While the state will honor its statutory obligation to present a financing plan to lawmakers by Jan. 15 of 2013, Spaulding says they won’t necessarily be asking lawmakers to adopt it.
Under current law, Vermont won’t be eligible for single-payer waivers until at least 2017, and Spaulding says it will likely be premature to adopt a financing plan next year.
That means that while the financing package will generate plenty of debate and discussion in Montpelier next year, Shumlin’s single-payer push won’t face any life-or-death votes.
“We recognize that whatever the plan is next year, it will need to be modified as circumstances change after 2014,” Spaulding says. “It would be unusual to say the least to ask the Legislature to pass a financing plan a couple of years before the plan was to go into effect.”
Spaulding says transitioning to the new public-financing regime “won’t be like flipping a switch.”

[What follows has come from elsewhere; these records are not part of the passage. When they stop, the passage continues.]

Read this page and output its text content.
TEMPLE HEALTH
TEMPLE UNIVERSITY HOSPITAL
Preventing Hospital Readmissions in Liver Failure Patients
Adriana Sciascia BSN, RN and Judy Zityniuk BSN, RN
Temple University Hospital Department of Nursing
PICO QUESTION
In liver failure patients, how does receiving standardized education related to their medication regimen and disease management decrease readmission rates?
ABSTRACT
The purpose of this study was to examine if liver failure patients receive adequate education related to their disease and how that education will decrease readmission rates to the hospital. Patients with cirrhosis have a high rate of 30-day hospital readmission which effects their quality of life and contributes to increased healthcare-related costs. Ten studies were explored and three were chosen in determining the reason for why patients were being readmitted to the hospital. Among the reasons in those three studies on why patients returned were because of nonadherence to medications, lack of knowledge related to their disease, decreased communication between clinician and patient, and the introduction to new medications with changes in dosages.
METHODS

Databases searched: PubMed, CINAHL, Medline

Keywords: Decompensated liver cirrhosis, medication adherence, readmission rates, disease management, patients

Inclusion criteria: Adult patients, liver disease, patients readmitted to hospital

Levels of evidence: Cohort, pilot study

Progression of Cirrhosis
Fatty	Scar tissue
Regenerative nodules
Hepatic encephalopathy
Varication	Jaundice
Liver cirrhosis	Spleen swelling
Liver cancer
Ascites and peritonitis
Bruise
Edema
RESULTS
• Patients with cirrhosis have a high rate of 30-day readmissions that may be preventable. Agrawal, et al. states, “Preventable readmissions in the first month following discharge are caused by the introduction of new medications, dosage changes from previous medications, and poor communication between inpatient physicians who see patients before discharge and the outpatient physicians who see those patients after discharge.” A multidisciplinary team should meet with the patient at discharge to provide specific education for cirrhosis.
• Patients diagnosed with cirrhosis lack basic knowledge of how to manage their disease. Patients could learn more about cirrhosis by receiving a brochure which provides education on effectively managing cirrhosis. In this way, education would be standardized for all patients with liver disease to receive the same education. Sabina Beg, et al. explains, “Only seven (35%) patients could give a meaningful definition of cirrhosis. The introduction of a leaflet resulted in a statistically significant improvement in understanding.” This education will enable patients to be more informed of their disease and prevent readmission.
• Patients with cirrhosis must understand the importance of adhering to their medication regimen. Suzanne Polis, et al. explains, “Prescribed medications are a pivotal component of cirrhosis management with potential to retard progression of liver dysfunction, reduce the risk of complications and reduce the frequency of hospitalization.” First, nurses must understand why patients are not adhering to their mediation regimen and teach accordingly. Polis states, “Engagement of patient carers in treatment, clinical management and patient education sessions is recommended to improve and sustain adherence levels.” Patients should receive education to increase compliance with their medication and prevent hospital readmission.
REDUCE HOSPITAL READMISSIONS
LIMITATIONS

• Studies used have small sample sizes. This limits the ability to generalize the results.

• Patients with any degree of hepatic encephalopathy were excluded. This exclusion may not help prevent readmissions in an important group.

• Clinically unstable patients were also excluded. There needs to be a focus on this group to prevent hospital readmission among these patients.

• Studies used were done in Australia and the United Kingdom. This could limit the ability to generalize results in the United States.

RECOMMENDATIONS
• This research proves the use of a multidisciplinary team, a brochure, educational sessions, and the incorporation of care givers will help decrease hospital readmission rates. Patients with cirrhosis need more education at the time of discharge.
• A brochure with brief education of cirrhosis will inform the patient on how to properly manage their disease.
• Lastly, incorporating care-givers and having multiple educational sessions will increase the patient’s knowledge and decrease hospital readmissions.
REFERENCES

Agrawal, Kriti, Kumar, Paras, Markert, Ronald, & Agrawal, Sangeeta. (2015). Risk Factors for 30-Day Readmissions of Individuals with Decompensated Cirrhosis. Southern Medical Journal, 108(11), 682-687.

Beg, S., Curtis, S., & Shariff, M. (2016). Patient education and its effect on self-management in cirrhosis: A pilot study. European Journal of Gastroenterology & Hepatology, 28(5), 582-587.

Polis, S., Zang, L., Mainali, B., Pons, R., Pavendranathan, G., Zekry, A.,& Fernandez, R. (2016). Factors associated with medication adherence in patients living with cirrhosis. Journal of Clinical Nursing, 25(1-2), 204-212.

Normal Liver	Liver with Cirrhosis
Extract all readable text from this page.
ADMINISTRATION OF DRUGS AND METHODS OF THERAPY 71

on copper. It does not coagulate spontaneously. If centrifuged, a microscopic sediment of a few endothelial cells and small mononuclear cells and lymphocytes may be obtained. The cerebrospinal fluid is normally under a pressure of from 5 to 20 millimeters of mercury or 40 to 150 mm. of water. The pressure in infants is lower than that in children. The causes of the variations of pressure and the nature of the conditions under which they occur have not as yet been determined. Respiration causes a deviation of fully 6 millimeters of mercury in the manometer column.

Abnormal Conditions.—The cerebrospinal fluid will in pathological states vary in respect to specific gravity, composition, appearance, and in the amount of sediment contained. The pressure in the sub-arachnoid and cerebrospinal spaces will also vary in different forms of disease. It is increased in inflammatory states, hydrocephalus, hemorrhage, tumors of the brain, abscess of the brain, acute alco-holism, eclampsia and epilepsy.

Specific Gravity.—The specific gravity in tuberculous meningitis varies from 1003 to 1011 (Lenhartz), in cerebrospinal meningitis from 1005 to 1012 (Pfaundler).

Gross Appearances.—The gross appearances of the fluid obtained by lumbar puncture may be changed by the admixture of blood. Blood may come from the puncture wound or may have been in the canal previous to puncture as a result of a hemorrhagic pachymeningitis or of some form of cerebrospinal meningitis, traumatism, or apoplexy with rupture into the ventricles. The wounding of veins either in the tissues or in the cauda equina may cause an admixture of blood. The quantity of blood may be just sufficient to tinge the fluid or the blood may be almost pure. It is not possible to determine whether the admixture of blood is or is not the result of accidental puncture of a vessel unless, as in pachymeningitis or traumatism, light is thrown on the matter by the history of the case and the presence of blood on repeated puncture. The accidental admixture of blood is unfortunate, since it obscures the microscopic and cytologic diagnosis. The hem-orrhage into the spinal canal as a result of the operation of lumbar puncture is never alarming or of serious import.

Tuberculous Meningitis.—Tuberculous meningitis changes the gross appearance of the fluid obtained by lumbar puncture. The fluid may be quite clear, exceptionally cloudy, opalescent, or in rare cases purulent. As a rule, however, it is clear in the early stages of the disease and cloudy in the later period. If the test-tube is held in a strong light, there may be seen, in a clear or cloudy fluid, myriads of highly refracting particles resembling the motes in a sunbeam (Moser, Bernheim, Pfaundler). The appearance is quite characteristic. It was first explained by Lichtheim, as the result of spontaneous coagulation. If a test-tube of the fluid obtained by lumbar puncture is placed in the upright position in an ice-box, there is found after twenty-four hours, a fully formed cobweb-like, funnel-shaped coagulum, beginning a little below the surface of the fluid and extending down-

“And we might not separate fully from an employment-based system in the first year,” he says. “And in the beginning at least, there’s a good possibility that premiums will still be involved.”
Whatever the financing system looks like, Lunge says it will incorporate the values that Vermonters shared with government officials during health care reform “listening sessions” earlier this year.
Those sessions were derided by single-payer opponents as political theaters designed to lend a false legitimacy to Shumlin’s reform initiative.
Lunge, however, says lessons learned during those meetings will ensure that Vermont’s new health care system is tailored to meet the needs of the population it serves.
“We’re paying (UMass) a lot of money and we need to make sure the product is aligned with Vermonters’ values,” Lunge says. “It won’t be them off, on their own, doing their own thing, because quite frankly they probably wouldn’t come back with a useful product.”